The images were supposed to take up 50 percent of the front and back portions of cigarette packaging.
"The FDA should move quickly to require strong warnings that are based on the best available science and fully inform Americans about the deadly consequences of smoking," Myers said.
He contends tobacco companies are fighting the graphic warnings because they know such warnings are effective.
"As a federal judge found in a 2006 civil racketeering judgment against cigarette manufacturers, these companies have spent decades deceiving the American people and downplaying the health risks of smoking. Even today, they continue to spend billions to glamorize smoking," he said. "The graphic warnings would counter the industry's deception and tell the truth about how deadly and unglamorous smoking truly is."
Myers, pointing to the Sixth Circuit's ruling, argues that current, text-only warnings are "stale and unnoticed."
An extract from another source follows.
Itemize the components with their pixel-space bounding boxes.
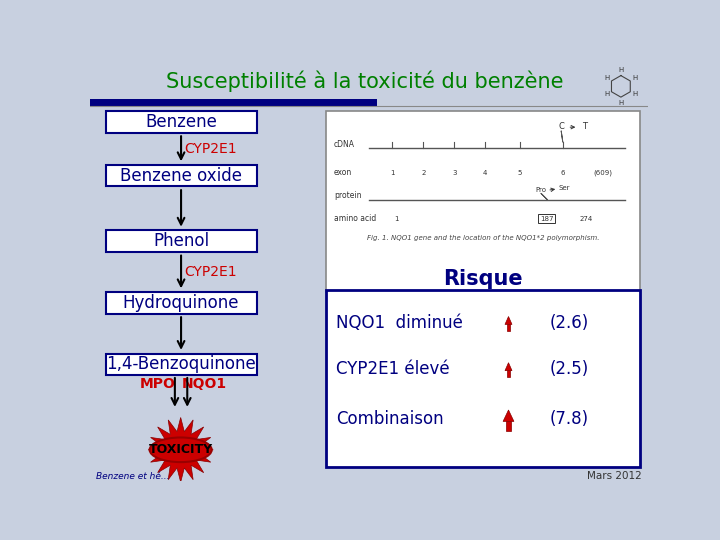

"We return to where we began -- the lack of consumer awareness of tobacco's serious health risks resulting from the decades-long deception by tobacco companies," Judge Eric Clay wrote for the Sixth Circuit. "Ample evidence establishes that current warnings do not effectively inform consumers of the health risks of tobacco use and that consumers do not understand these risks.
"It is beyond cavil that adolescents are a target of the marketing expertise of tobacco companies, a targeting that exists precisely because of intertwined advantages -- or for the young, disadvantages -- the coupling of immaturity of risk perception with the evidence that the vast majority of regular smokers made the decision to begin smoking as an adolescent."
Clay continued, "It bears emphasizing that the risks here include the undisputed fact that plaintiffs' products literally kill users and, often, members of the families of users: Tobacco products kill up to one-half of the people who use them as they are intended to be used.
"Against this backdrop, the Act requires graphic and textual warnings that convey the factual health risks of smoking to provide consumers with truthful information as they make decisions about purchasing and using tobacco products."
Tobacco companies have appealed the Sixth Circuit ruling to the U.S. Supreme Court, which has not decided whether to accept the case.